You will likely reach a point when your family’s —ahem—excitement gets too much for you. Family vacations can be overstimulating, so it’s important that you find some alone time to ground yourself away from all the action. Wake up earlier than everyone else, hit the hotel fitness center, go on a solo walk, or sit by the pool and read a book. It’ll give you much-needed privacy and quiet time and help you recharge before rejoining your group.


6 OF 8

Split Up

Family trips mean experiencing things as a family, but it might be a good idea to split off and do different activities. Not everyone will have the same interests, so splitting up will give each individual the chance to do something they enjoy and skip out on the parts of the trip they don’t care for. It will also help reduce arguments on what to do and what to see.

7 OF 8

Come Up With Some Friendly Competition

To keep things exciting during and in between activities, come up with games to encourage some friendly competition.

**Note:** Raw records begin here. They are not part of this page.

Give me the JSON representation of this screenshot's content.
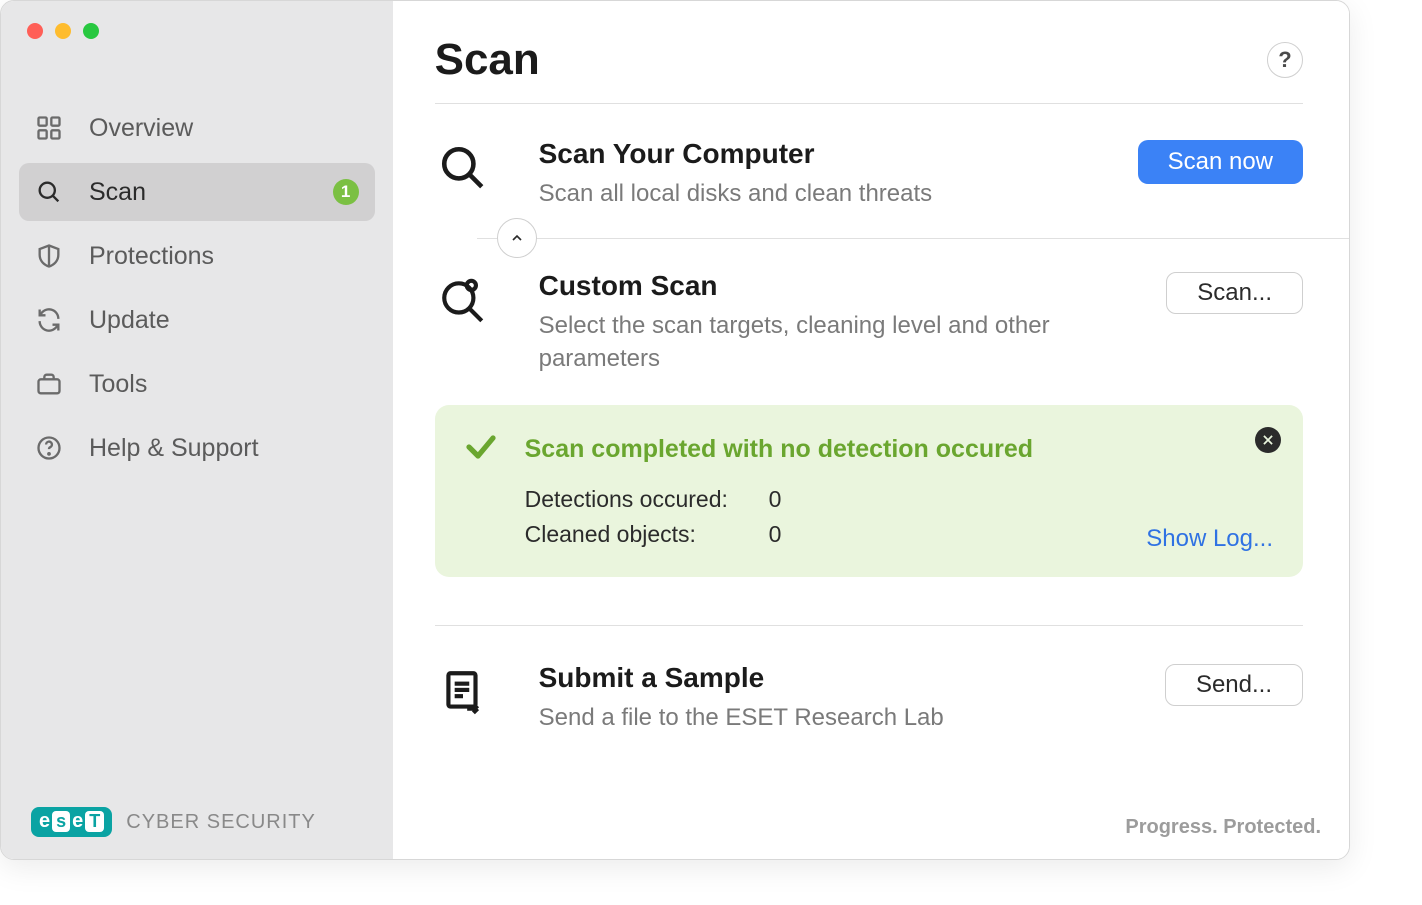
{
  "sidebar": {
    "items": [
      {
        "label": "Overview"
      },
      {
        "label": "Scan",
        "badge": "1"
      },
      {
        "label": "Protections"
      },
      {
        "label": "Update"
      },
      {
        "label": "Tools"
      },
      {
        "label": "Help & Support"
      }
    ],
    "brand_sub": "CYBER SECURITY"
  },
  "header": {
    "title": "Scan",
    "help": "?"
  },
  "scan_computer": {
    "title": "Scan Your Computer",
    "desc": "Scan all local disks and clean threats",
    "action": "Scan now"
  },
  "custom_scan": {
    "title": "Custom Scan",
    "desc": "Select the scan targets, cleaning level and other parameters",
    "action": "Scan..."
  },
  "result": {
    "title": "Scan completed with no detection occured",
    "detections_label": "Detections occured:",
    "detections_value": "0",
    "cleaned_label": "Cleaned objects:",
    "cleaned_value": "0",
    "show_log": "Show Log..."
  },
  "submit": {
    "title": "Submit a Sample",
    "desc": "Send a file to the ESET Research Lab",
    "action": "Send..."
  },
  "footer": {
    "tagline": "Progress. Protected."
  }
}
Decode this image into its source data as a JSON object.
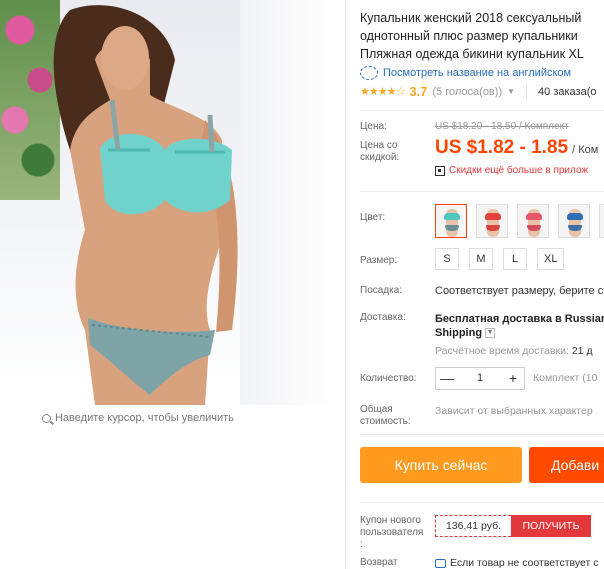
{
  "gallery": {
    "zoom_hint": "Наведите курсор, чтобы увеличить"
  },
  "product": {
    "title_line1": "Купальник женский 2018 сексуальный",
    "title_line2": "однотонный плюс размер купальники",
    "title_line3": "Пляжная одежда бикини купальник XL",
    "translate_link": "Посмотреть название на английском",
    "stars": "★★★★☆",
    "rating": "3.7",
    "votes": "(5 голоса(ов))",
    "orders": "40 заказа(о"
  },
  "price": {
    "label": "Цена:",
    "old": "US $18.20 - 18.50 / Комплект",
    "discount_label_line1": "Цена со",
    "discount_label_line2": "скидкой:",
    "sale": "US $1.82 - 1.85",
    "sale_unit": "/ Ком",
    "app_promo": "Скидки ещё больше в прилож"
  },
  "options": {
    "color_label": "Цвет:",
    "colors": [
      {
        "name": "teal",
        "top": "#4fc9c0",
        "bottom": "#6a8f9a"
      },
      {
        "name": "red",
        "top": "#e0413d",
        "bottom": "#d94340"
      },
      {
        "name": "pink",
        "top": "#e6576a",
        "bottom": "#d64c5f"
      },
      {
        "name": "blue",
        "top": "#2f6fb5",
        "bottom": "#3d6ea8"
      },
      {
        "name": "navy",
        "top": "#4d8fd1",
        "bottom": "#2c5a96"
      }
    ],
    "size_label": "Размер:",
    "sizes": [
      "S",
      "M",
      "L",
      "XL"
    ],
    "fit_label": "Посадка:",
    "fit_value": "Соответствует размеру, берите с",
    "shipping_label": "Доставка:",
    "shipping_line1": "Бесплатная доставка в Russian",
    "shipping_line2": "Shipping",
    "eta_label": "Расчётное время доставки:",
    "eta_value": "21 д",
    "qty_label": "Количество:",
    "qty_minus": "—",
    "qty_value": "1",
    "qty_plus": "+",
    "stock": "Комплект (10",
    "total_label_line1": "Общая",
    "total_label_line2": "стоимость:",
    "total_value": "Зависит от выбранных характер"
  },
  "actions": {
    "buy": "Купить сейчас",
    "cart": "Добави"
  },
  "coupon": {
    "label_line1": "Купон нового",
    "label_line2": "пользователя",
    "label_line3": ":",
    "amount": "136,41 руб.",
    "get": "ПОЛУЧИТЬ"
  },
  "returns": {
    "label": "Возврат",
    "text": "Если товар не соответствует с"
  },
  "colors": {
    "accent": "#ff4400",
    "buy": "#ff9a1e",
    "cart": "#ff4a00",
    "link": "#2a6ebb"
  }
}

See who can save the most amount of money, who can pull up directions the quickest, or who can find the weirdest souvenir. Award prizes like getting to pick the next restaurant or making the loser buy everyone ice cream.

8 OF 8

Have a Doomsday Plan

Some things are bound to go wrong on your trip. Have a plan ready to save your vacation from complete and utter destruction. What are you going to do if someone gets sick or injured? What’s the course of action when your youngest kid has a meltdown? How will you recover when someone has pulled up the wrong directions and stranded the family in an unfamiliar place?

Above all, communicate, communicate, communicate. Road trips are supposed to be fun, so reel in those tempers and take a big breath. Your family is your family and you’ll still have to deal with them when the trip is over, so you might as well resolve issues with civility.